Politicians select programmes that maximise votes or that minimise their personal or corporate risk of liability. They prioritise implementation of technologies that benefit a large share of the population (or the population whose support is most important for politicians). Patient interest groups will support the technologies that benefit their members and increase their legitimacy as patient advocates. This latter point implies that interest groups will also seek to expand the use of technologies to the largest possible population rather than to a selected group; often with the support of the industry, which thus increases its market share. Interest groups will also make use of the policy-makers concern for political support and render politically dangerous the denial of services. This is possible when the population concerned is very large, such as patients at risk for heart disease.

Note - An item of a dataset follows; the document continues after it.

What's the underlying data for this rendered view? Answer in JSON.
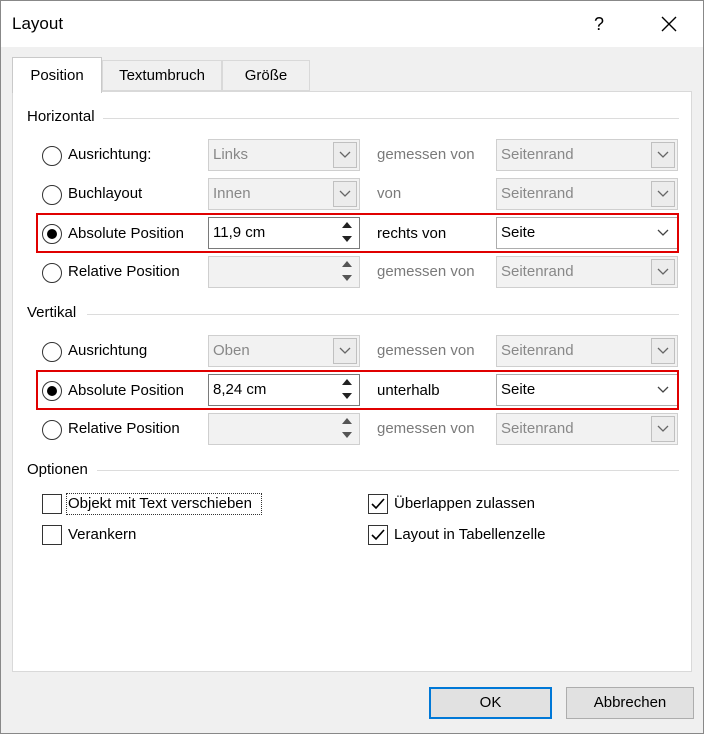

Hospital managers may not see the greater benefit of a new technology when it falls outside the perimeter of their hospital. For example, the cost computations described above use the academic guidelines, which mandate the estimation of costs from the viewpoint of the producer (e.g. the healthcare systems as a whole).6 This method of computation is not what managers have in mind because it aggregates resources within and outside the hospital and ignores financial incentives such as tariffs, fees and reimbursement. If the cost of TAVI is included in a diagnosis-related group (DRG), a high-volume hospital may negotiate discounts and therefore make a profit if ultimately the DRG reimbursement is higher than the cost of purchasing and implanting the TAVI. However, if the TAVI is reimbursed on top of a DRG at a national price including the discount, the incentive to perform TAVI may become negative. In a similar manner, the use of drug-eluting stents that reduce the risk of repeat stenosis may ultimately reduce healthcare costs for the system but not for the hospital, which is accountable for the revenues and expenditures related to each intervention.